Etoxazole stereoselective determination, bioaccumulation, and resulting oxidative stress in Danio rerio (zebrafish)

An environmentally-friendly and fast analytical method for the stereoselective determination of etoxazole was developed and then applied to estimate stereoselective bioaccumulation and elimination in zebrafish using SFC-MS/MS. Optimal enantioseparation conditions were determined using a Chiralpak IG-3 column and CO2/MeOH mobile phase (80/20, v/v), at 3.0 mL/min within 1 min, 30°Me and 18 MPa. A modified QuEChERS method was developed for zebrafish sample pretreatment, and mean recoveries were 88.43–110.12% with relative standard deviations ranging from 0.32 to 5.34%. The enantioselectives of etoxazole enantiomers in zebrafish during uptake and depuration phases were evaluated.
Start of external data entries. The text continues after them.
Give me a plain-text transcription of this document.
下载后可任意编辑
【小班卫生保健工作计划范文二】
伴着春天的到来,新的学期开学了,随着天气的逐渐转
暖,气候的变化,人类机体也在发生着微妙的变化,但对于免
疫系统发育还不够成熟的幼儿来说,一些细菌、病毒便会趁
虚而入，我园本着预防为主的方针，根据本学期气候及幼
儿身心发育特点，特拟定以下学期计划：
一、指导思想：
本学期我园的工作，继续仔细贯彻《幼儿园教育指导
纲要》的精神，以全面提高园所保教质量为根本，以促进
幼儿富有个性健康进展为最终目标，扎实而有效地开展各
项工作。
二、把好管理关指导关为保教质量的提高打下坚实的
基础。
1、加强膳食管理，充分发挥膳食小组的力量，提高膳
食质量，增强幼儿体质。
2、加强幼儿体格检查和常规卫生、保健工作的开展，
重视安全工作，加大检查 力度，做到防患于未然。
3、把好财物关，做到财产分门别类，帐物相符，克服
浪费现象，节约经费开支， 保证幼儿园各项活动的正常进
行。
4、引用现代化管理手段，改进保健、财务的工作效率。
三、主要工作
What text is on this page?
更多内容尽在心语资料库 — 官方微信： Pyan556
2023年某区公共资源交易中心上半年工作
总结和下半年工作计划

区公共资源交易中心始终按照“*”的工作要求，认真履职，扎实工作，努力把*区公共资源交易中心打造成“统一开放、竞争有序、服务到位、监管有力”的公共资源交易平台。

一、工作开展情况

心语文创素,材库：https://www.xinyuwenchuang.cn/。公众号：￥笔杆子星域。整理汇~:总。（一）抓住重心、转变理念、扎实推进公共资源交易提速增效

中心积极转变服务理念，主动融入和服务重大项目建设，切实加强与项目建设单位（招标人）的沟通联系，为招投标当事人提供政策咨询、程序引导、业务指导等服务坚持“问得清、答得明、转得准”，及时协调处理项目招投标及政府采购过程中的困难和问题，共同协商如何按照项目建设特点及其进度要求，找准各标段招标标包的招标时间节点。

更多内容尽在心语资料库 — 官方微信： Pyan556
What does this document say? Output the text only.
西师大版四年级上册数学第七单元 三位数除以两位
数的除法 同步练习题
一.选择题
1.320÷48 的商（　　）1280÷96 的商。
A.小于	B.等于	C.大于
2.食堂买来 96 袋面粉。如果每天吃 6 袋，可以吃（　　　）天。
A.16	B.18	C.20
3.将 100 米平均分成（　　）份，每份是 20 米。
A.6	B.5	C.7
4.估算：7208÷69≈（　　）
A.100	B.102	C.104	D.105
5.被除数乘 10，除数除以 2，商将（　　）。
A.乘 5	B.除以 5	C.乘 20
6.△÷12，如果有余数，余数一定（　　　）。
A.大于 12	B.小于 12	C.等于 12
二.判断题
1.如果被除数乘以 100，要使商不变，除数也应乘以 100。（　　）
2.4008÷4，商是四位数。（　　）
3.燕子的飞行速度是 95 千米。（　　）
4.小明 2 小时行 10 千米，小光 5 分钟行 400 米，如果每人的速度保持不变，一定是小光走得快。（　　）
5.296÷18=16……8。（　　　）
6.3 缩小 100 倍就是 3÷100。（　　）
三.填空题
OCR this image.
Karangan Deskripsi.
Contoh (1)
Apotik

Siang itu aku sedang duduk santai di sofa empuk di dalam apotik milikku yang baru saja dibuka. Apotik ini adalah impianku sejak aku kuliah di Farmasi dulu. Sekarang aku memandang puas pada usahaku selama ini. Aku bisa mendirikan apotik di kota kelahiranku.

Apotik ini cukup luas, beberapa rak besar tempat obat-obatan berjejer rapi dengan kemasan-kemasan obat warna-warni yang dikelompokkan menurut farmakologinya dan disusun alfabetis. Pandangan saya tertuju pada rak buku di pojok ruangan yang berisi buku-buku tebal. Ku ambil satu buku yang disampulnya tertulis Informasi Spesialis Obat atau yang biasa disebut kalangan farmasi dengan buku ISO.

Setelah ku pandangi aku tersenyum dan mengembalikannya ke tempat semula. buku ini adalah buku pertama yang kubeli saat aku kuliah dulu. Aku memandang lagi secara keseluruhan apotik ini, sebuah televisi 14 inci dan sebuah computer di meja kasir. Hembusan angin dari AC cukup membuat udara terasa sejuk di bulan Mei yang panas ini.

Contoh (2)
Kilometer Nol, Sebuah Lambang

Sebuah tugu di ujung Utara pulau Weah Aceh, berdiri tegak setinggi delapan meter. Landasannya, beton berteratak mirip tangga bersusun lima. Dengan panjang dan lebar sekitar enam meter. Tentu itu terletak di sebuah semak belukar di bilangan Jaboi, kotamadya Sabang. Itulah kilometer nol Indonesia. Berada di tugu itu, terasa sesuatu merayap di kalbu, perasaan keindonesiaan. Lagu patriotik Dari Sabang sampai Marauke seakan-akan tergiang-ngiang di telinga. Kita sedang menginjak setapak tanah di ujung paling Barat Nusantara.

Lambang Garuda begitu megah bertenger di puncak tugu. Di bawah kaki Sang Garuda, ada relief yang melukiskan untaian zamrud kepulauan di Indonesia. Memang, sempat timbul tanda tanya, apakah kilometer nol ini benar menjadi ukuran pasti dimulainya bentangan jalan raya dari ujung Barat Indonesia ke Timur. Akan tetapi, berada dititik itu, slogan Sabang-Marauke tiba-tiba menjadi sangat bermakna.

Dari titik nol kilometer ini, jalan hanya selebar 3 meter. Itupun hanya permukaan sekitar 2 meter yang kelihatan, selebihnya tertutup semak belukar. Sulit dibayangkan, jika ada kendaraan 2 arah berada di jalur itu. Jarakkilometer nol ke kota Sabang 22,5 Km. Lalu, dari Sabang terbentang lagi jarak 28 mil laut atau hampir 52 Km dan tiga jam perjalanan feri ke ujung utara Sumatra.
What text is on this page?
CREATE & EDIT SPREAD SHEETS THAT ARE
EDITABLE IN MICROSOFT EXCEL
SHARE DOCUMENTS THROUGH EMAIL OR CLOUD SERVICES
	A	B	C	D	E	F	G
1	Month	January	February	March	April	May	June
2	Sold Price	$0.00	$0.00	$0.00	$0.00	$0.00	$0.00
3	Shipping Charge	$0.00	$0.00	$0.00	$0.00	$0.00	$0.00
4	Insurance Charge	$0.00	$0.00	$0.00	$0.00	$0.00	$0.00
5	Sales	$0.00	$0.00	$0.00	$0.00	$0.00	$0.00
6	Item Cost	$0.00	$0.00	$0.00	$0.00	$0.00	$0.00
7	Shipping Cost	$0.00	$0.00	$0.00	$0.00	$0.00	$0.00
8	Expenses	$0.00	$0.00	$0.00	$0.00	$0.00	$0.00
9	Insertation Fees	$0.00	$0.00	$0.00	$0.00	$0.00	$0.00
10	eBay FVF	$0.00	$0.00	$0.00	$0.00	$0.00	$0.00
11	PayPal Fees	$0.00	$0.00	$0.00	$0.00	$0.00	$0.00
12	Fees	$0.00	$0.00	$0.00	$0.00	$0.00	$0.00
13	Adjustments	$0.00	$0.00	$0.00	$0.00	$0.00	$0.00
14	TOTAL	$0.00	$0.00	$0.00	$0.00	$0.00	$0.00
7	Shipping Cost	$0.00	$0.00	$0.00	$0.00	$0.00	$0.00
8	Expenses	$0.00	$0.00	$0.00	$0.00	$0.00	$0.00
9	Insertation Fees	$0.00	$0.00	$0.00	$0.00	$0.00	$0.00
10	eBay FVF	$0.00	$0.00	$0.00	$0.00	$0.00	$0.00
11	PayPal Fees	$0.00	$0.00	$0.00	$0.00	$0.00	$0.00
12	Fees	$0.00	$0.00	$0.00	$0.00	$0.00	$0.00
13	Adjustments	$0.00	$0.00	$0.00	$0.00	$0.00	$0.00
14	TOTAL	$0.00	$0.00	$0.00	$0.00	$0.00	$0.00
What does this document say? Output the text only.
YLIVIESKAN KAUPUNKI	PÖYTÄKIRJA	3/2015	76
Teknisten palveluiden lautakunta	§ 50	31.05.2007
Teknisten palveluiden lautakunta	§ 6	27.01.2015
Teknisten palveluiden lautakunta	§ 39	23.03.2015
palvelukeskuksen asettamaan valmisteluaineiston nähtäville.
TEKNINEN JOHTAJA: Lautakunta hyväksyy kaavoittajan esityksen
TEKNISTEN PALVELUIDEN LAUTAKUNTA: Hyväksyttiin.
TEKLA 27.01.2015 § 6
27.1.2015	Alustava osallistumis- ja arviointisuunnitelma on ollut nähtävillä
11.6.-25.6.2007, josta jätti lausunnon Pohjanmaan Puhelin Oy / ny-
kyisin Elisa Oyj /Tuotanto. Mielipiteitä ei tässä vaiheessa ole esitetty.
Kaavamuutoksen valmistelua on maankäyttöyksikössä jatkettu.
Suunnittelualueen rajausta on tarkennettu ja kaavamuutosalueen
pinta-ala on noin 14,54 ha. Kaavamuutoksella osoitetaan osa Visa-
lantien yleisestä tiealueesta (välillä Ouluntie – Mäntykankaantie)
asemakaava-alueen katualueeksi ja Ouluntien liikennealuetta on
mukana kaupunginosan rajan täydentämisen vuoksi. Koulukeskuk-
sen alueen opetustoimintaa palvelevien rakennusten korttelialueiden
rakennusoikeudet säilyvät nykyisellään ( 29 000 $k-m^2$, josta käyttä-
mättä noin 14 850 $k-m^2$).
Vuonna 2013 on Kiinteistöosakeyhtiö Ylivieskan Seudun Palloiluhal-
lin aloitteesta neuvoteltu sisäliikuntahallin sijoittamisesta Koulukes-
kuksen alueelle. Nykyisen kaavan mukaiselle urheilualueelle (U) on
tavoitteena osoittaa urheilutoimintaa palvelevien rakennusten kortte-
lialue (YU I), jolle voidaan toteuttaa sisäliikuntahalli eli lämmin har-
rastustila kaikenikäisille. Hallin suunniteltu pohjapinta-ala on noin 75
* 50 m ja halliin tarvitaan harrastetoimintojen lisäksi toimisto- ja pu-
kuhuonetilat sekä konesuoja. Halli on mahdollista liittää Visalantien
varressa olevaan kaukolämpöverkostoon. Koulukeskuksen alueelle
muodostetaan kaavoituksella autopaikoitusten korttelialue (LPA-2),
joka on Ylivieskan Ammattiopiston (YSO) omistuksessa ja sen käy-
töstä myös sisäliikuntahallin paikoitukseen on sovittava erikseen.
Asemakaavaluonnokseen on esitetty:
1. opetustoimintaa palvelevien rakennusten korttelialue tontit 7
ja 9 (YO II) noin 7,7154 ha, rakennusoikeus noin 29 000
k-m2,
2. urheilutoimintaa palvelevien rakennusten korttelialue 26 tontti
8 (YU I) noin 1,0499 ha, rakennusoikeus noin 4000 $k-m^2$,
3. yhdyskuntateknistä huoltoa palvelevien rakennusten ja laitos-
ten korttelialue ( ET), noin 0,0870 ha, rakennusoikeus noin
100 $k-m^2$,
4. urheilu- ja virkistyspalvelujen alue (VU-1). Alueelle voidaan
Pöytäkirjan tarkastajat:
Significant enantioselective bioaccumulation was observed, with preferential accumulation of (−)-R-etoxazole compared to its antipode, during uptake at both low and high exposure concentrations. The toxic effects of etoxazole on zebrafish were further explored, and activities of antioxidant enzymes were determined in liver of zebrafish. Significant changes were observed in the SOD and GST activities and in the MDA levels, which indicated the occurrence of oxidative stress in liver of zebrafish. The toxic effects exhibited time- and dose-dependent properties. These results can facilitate the accurate risk evaluation of etoxazole and provide basic knowledge for further study of biotoxicity mechanisms. [Display omitted] •A new enantioseparation method of chiral etoxazole using SFC-MS/MS was introduced.•A modified QuEChERS method was firstly developed for zebrafish sample pretreatment.•The bioaccumulation of etoxazole in zebrafish was enantioselective.•Etoxazole caused oxidative stress in the liver of zebrafish.